China's largest joint venture, a petrochemical project off South China Sea built with both Chinese and foreign funds, has completed construction and will go into production in several weeks, according to sources with China National Offshore Oil Corporation (CNOOC), China's largest offshore oil producer.
The board of CNOOC and Shell Petrochemical Company Limited (CSPC) announced on Friday the completion of the construction of the world-scale petrochemicals complex in the Daya Bay, Huizhou city of south China's Guangdong Province Friday.
According to CNOOC, final preparations for start up are now being made at the complex, at the center of which is an 800,000 tons per annum capacity Lower Olefins Plant.
The project is a joint investment by the CNOOC, Royal Dutch Shell and the Guangdong provincial government.

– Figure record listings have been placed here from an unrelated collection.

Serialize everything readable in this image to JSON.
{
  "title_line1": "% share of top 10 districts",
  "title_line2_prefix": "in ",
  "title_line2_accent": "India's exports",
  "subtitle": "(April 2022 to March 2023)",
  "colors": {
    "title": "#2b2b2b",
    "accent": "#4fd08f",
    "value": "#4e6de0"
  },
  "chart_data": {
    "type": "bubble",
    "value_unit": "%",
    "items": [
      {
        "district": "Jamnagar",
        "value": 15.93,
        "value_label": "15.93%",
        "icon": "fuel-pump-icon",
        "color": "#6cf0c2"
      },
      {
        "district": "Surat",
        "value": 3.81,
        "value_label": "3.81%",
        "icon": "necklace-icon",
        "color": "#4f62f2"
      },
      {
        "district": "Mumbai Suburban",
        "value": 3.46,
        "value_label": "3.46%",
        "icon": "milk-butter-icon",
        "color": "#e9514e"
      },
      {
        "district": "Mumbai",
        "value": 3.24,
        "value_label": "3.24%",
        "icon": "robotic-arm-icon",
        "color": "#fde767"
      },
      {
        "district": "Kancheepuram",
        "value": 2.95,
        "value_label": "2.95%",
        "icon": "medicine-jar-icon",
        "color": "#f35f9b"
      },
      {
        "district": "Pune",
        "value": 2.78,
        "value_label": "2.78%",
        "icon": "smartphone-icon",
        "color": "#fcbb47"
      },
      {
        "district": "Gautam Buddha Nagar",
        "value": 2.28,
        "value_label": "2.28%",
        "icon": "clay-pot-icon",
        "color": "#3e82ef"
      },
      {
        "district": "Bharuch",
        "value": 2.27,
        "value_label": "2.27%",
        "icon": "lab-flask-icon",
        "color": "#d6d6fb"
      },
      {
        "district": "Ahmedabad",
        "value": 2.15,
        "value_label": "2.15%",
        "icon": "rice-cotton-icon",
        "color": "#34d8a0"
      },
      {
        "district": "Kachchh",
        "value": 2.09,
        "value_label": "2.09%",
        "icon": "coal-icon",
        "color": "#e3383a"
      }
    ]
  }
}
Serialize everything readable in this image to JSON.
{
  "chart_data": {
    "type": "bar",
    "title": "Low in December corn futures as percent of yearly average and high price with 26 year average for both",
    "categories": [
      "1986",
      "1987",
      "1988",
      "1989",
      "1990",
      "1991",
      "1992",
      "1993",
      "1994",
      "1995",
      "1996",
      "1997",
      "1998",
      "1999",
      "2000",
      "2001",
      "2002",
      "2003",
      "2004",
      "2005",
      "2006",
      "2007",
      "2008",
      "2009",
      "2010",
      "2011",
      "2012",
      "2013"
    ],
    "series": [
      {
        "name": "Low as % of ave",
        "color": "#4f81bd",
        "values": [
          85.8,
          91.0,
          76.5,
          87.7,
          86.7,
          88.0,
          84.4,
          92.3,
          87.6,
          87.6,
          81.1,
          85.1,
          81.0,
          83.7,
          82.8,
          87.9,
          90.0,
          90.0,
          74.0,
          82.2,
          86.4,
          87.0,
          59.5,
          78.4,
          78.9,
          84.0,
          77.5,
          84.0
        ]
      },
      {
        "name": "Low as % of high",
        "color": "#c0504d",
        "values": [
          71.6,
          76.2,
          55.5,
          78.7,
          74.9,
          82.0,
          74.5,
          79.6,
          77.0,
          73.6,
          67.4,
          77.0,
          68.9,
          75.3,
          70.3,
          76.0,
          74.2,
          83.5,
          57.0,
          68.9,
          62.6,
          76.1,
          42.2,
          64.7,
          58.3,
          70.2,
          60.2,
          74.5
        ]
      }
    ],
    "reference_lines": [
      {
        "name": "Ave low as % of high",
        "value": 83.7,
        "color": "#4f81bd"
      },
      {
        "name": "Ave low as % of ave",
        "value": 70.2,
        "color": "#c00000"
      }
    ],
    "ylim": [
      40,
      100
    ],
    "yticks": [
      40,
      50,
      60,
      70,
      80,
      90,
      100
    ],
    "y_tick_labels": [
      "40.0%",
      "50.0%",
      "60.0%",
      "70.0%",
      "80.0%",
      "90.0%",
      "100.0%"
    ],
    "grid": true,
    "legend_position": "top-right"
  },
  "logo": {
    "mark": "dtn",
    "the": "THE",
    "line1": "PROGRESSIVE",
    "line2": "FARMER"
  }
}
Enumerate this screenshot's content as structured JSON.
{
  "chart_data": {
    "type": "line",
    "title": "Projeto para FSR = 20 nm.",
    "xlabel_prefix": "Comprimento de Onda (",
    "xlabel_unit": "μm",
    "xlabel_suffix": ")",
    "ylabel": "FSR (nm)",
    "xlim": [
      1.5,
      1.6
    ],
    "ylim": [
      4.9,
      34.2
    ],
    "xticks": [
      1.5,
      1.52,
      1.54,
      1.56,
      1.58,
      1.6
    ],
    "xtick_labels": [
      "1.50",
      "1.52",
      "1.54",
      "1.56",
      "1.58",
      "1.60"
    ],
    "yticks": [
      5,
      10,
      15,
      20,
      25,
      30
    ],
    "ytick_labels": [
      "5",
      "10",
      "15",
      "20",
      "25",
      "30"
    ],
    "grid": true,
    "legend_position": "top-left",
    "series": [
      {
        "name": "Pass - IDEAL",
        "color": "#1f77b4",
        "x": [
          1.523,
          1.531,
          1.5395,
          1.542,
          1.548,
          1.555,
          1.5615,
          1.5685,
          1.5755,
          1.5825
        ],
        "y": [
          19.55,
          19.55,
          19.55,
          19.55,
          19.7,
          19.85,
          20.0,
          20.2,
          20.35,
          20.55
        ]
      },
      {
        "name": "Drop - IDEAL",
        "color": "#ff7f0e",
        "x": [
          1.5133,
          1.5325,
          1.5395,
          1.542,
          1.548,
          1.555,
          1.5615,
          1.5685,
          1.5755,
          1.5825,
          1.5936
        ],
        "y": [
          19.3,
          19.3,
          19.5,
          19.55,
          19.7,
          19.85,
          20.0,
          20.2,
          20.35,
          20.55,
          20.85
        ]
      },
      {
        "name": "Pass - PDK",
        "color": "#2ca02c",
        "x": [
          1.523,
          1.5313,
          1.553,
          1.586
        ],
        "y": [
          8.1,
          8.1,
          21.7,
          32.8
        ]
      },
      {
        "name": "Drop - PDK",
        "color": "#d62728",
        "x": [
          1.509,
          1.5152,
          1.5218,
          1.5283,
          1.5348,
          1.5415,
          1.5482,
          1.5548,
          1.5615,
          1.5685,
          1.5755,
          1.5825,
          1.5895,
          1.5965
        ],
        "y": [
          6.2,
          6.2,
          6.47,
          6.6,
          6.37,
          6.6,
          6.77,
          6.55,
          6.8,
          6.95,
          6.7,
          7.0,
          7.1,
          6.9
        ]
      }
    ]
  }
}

With a total investment of 4.3 billion US dollars, the project is so far the largest joint venture project in China. Shell holds a share of 50 percent, CNOOC, 45 percent and the Guangdong government, five percent.
After the start-up, the project is expected to turn out 2.3 million tons of petrochemicals products which will be supplied to markets in Guangdong and southeast coastal areas, where demand for petrochemicals are strong.
Most of the utilities units and general facilities have already been in operation for months. The cracker and downstream units are being phased in as part of an integrated start up plan with a full complex product in tank expected in the next few weeks, said Simon Lam, General Manager of CSPC.